Cherif Karamoko e Giulio Di Feo - Salvati tu che hai un sogno - recensione a cura di Giulia De Martino

 

 

 Cherif Karamoko

 con Giulio Di Feo

 Salvati tu che hai un sogno

 Mondadori, 2021

 

Uscito in sordina nel 2021, ancora immersi nella pandemia, il libro ha acquistato risonanza anche grazie alle numerose interviste di testate giornalistiche sportive e non, all’apparizione in tv nella popolare trasmissione Verissimo e su youtube: questo perché il sogno di cui si parla nel titolo si riferisce al calcio, il sogno del pallone di tutti i ragazzini del mondo.

Solo che questo sogno è perseguito da un giovane guineano, giunto in Italia adolescente con un barcone dalla Libia, dopo un tragico naufragio. Ha quasi raggiunto il suo obiettivo, debuttando nel campionato di serie B con il Padova, proprio quando nel 2019 questa squadra è retrocessa in serie C: i dirigenti, per non disperdere il patrimonio di allenamenti e insegnamenti, lo danno in prestito all’Adria in serie D. Complicazioni burocratiche per il suo permesso di soggiorno e difficoltà nel suo tesseramento alla federazione calcistica insieme alla pandemia, hanno reso il suo cammino più lento. Ma Cherif non demorde e continua ad allenarsi senza tregua in attesa di una squadra che lo ingaggi.

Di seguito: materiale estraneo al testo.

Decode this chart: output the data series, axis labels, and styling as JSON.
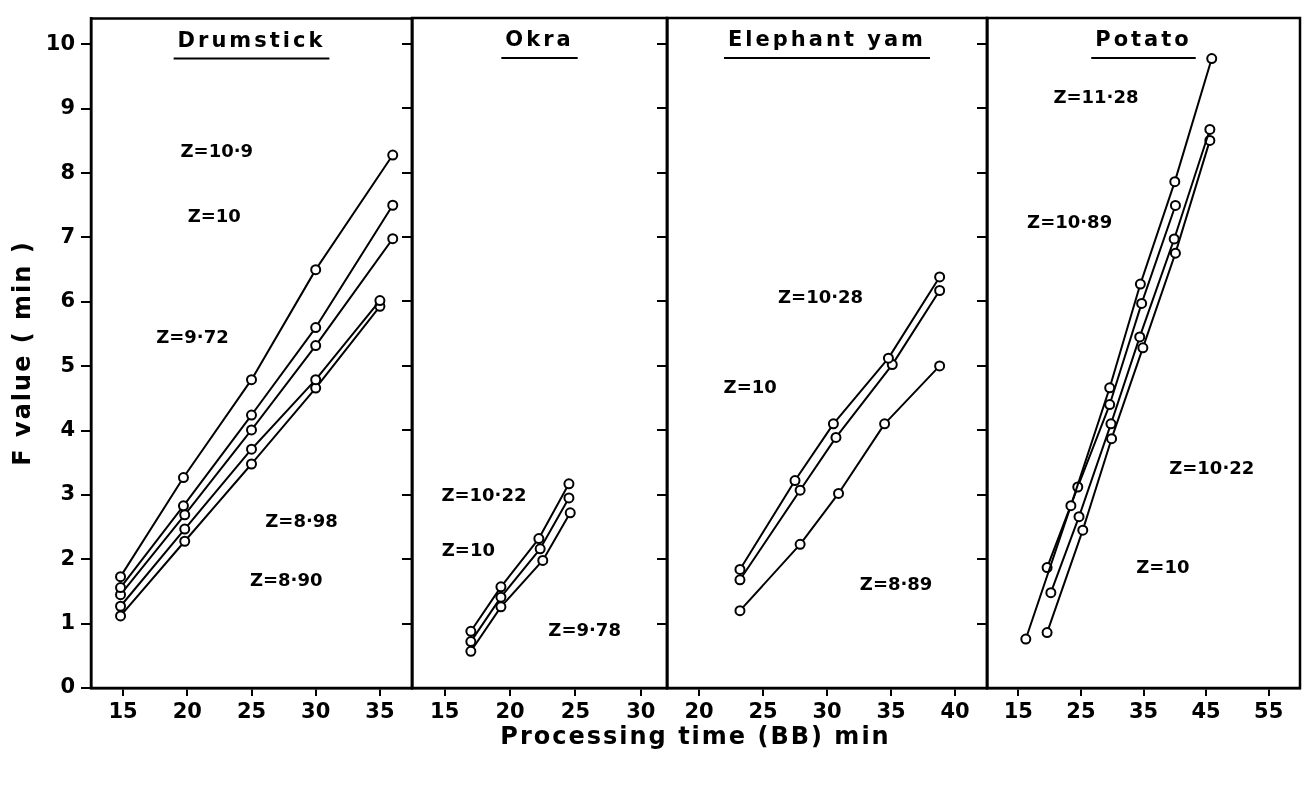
{
  "chart_data": [
    {
      "type": "line",
      "title": "Drumstick",
      "ylabel": "F value ( min )",
      "xlabel": "Processing time (BB) min",
      "xlim": [
        12.5,
        37.5
      ],
      "xticks": [
        15,
        20,
        25,
        30,
        35
      ],
      "ylim": [
        0,
        10.4
      ],
      "yticks": [
        0,
        1,
        2,
        3,
        4,
        5,
        6,
        7,
        8,
        9,
        10
      ],
      "grid": false,
      "marker": "circle",
      "line_style": "solid",
      "series": [
        {
          "color": "#000000",
          "x": [
            14.8,
            19.7,
            25,
            30,
            36
          ],
          "values": [
            1.73,
            3.27,
            4.79,
            6.5,
            8.28
          ]
        },
        {
          "color": "#000000",
          "x": [
            14.8,
            19.7,
            25,
            30,
            36
          ],
          "values": [
            1.56,
            2.83,
            4.24,
            5.6,
            7.5
          ]
        },
        {
          "color": "#000000",
          "x": [
            14.8,
            19.8,
            25,
            30,
            36
          ],
          "values": [
            1.45,
            2.69,
            4.01,
            5.32,
            6.98
          ]
        },
        {
          "color": "#000000",
          "x": [
            14.8,
            19.8,
            25,
            30,
            35
          ],
          "values": [
            1.27,
            2.47,
            3.71,
            4.79,
            6.02
          ]
        },
        {
          "color": "#000000",
          "x": [
            14.8,
            19.8,
            25,
            30,
            35
          ],
          "values": [
            1.12,
            2.28,
            3.48,
            4.66,
            5.93
          ]
        }
      ],
      "annotations": [
        "Z=10·9",
        "Z=10",
        "Z=9·72",
        "Z=8·98",
        "Z=8·90"
      ]
    },
    {
      "type": "line",
      "title": "Okra",
      "xlim": [
        12.5,
        32
      ],
      "xticks": [
        15,
        20,
        25,
        30
      ],
      "ylim": [
        0,
        10.4
      ],
      "yticks": [
        0,
        1,
        2,
        3,
        4,
        5,
        6,
        7,
        8,
        9,
        10
      ],
      "tick_labels": "x",
      "grid": false,
      "marker": "circle",
      "line_style": "solid",
      "series": [
        {
          "color": "#000000",
          "x": [
            17,
            19.3,
            22.2,
            24.5
          ],
          "values": [
            0.88,
            1.57,
            2.32,
            3.17
          ]
        },
        {
          "color": "#000000",
          "x": [
            17,
            19.3,
            22.3,
            24.5
          ],
          "values": [
            0.72,
            1.41,
            2.16,
            2.95
          ]
        },
        {
          "color": "#000000",
          "x": [
            17,
            19.3,
            22.5,
            24.6
          ],
          "values": [
            0.57,
            1.26,
            1.98,
            2.72
          ]
        }
      ],
      "annotations": [
        "Z=10·22",
        "Z=10",
        "Z=9·78"
      ]
    },
    {
      "type": "line",
      "title": "Elephant yam",
      "xlim": [
        17.5,
        42.5
      ],
      "xticks": [
        20,
        25,
        30,
        35,
        40
      ],
      "ylim": [
        0,
        10.4
      ],
      "yticks": [
        0,
        1,
        2,
        3,
        4,
        5,
        6,
        7,
        8,
        9,
        10
      ],
      "tick_labels": "x",
      "grid": false,
      "marker": "circle",
      "line_style": "solid",
      "series": [
        {
          "color": "#000000",
          "x": [
            23.2,
            27.5,
            30.5,
            34.8,
            38.8
          ],
          "values": [
            1.84,
            3.22,
            4.1,
            5.12,
            6.38
          ]
        },
        {
          "color": "#000000",
          "x": [
            23.2,
            27.9,
            30.7,
            35.1,
            38.8
          ],
          "values": [
            1.68,
            3.07,
            3.89,
            5.02,
            6.17
          ]
        },
        {
          "color": "#000000",
          "x": [
            23.2,
            27.9,
            30.9,
            34.5,
            38.8
          ],
          "values": [
            1.2,
            2.23,
            3.02,
            4.1,
            5.0
          ]
        }
      ],
      "annotations": [
        "Z=10·28",
        "Z=10",
        "Z=8·89"
      ]
    },
    {
      "type": "line",
      "title": "Potato",
      "xlim": [
        10,
        60
      ],
      "xticks": [
        15,
        25,
        35,
        45,
        55
      ],
      "ylim": [
        0,
        10.4
      ],
      "yticks": [
        0,
        1,
        2,
        3,
        4,
        5,
        6,
        7,
        8,
        9,
        10
      ],
      "tick_labels": "x",
      "grid": false,
      "marker": "circle",
      "line_style": "solid",
      "series": [
        {
          "color": "#000000",
          "x": [
            16.2,
            23.4,
            29.6,
            34.5,
            40,
            45.9
          ],
          "values": [
            0.76,
            2.83,
            4.66,
            6.27,
            7.86,
            9.77
          ]
        },
        {
          "color": "#000000",
          "x": [
            19.6,
            24.5,
            29.6,
            34.7,
            40.1
          ],
          "values": [
            1.87,
            3.12,
            4.4,
            5.97,
            7.49
          ]
        },
        {
          "color": "#000000",
          "x": [
            20.2,
            24.7,
            29.8,
            34.4,
            39.9,
            45.6
          ],
          "values": [
            1.48,
            2.66,
            4.1,
            5.45,
            6.97,
            8.67
          ]
        },
        {
          "color": "#000000",
          "x": [
            19.6,
            25.3,
            29.9,
            34.9,
            40.1,
            45.6
          ],
          "values": [
            0.86,
            2.45,
            3.87,
            5.28,
            6.75,
            8.5
          ]
        }
      ],
      "annotations": [
        "Z=11·28",
        "Z=10·89",
        "Z=10·22",
        "Z=10"
      ]
    }
  ]
}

Ma come si è arrivati al libro, che è un romanzo basato sulle traversie di Cherif?

Qui entra in gioco l’altro protagonista di questa storia, Giulio Di Feo, giornalista della Gazzetta dello Sport, che viene a conoscenza delle vicende di Cherif, già conosciute agli addetti ai lavori nell’ambito degli allenatori di scuole calcio e squadre del nord Italia e ne fa un articolo per il suo giornale. L’incontro tra i due segna la nascita di una amicizia e fiducia reciproca che riesce a far superare a Cherif il doloroso imbarazzo di ripercorrere episodi tragici della sua vita. Mondadori ‘fiuta’ la storia e chiede al giornalista di farne un romanzo a due.

Tutto questo preambolo per dire che non si tratta solo di una testimonianza di un migrante, ma di un testo ben scritto e scorrevole che si legge con trepidazione ed emozione. Come tutte le storie inizia con ‘c’era una volta un villaggio’ chiamato Nzérékoré nel sud della Guinea- Conakry. Ci piacerebbe raccontare della vita pacifica di un innocuo paese di campagna, ma le cose non stavano così: la guerra civile tra le diverse etnie a intervalli più o meno regolari risorgeva sempre, complicata da motivi economici, etnici e religiosi. L’unico modo per i ragazzini era distrarsi, nei momenti in cui era possibile, con palloni di gomma e stracci confezionati alla meno peggio, tra le strade polverose, lanciandosi in partite interminabili con vittorie, sconfitte e rivincite. Il villaggio, un po’ distante da Nzérékoré e situato in campagna, non possiede un campetto di gioco né tanto meno scuole calcio: queste si trovano solo nella capitale. Anche Cherif vi partecipa senza scarpini da calcio, ma scalzo o con ciabatte di plastica cinese che, una volte che si rompevano, venivano riscaldate per far fondere la gomma e riappiccicare le parti che si erano staccate.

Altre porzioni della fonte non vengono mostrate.